Global position estimation's eph and epv values

Hi all,

We have been using RTK GPS for a while now (running PX4 1.13.3 stable version), and we can achieve centimeter level accuracy (eph and epv values) with the raw GPS signal. However the fused global position does not get near this accuracy, unless we do some (not very intuitive workaround). What I mean is that although EKF2_GPS_P_NOISE and EKF2_GPS_V_NOISE are set to the expected gps accuracy (according to this), the global position’s accuracy is “stuck” at around a meter.

With some investigations, I found that setting EKF2_REQ_GPS_H parameter to around 1-3 minutes (originally 10 seconds) will make the global position accuracy reach RTK level.

From the flightlogs it seems that the global position accuracy is “stuck” on the level where the gps was when the position estimation(/fusion) started/stabilized, and does not follow the gps accuracy. See the screenshot of the log:

Is that the intended behavior? It seems rather counter-intuitive, that with the gps getting more accurate, the fused position (using the gps) does not. Or is there some other settings to tune?

For reference, here are some other parameters set, that might be related:
EKF2_HGT_MODE 1 (use gps for altitude estimation instead of barometer)
EKF2_AID_MASK 129 (use GPS and GPS heading fusion)

A bit extra info, restarting the ekf2 module from the nsh> console make the global position accuracy converge to the momentary gps accuracy at the time of restart. I suppose this is expected, but just to show that it is the estimator’s startup where something strange is going on.

I had some similar issues, when I was Flying my VTOL with RTK which had an 0.4m accuracy, 2 minutes after Takeoff the RTK DGPS Lock (fixed) was gone and the UAV changed its flightpath, without QGC showing it, due to QGroundControl the UAV follows the mission plan,but in reality the UAV has glitched 4km away from the Mission Plan. Then I noticed the the Coordinates the RTK sends are right, but the FCU somehow messes it up.
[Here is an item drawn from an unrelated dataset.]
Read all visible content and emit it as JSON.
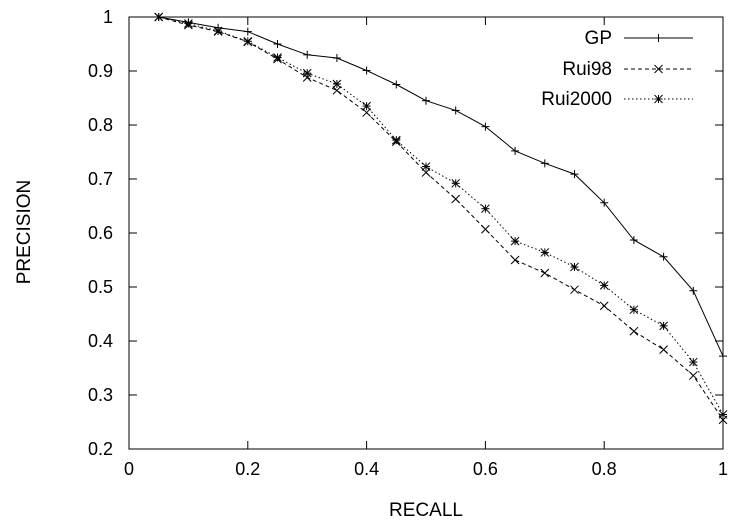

Can the be related to the issue you described?

@diana_diaz it could be that if the estimator trusted the gps position more, navigation failures like that would not happen. But it’s just a somewhat educated guess. I suppose it would not hurt, at least.

However my issue seems related to startup, and yours happening in-flight, so I think it has different rootcauses. We also experienced navigation loss in-flight (like this one), but rarely having an error in the range of kilometers. Could it be that your UAV thought it is “back at its base”? We have had that isue happening as well, but that included the GPS’s fix type to drop to 0, maybe that’s one thing to check (even though the gps coordinates seemed correct).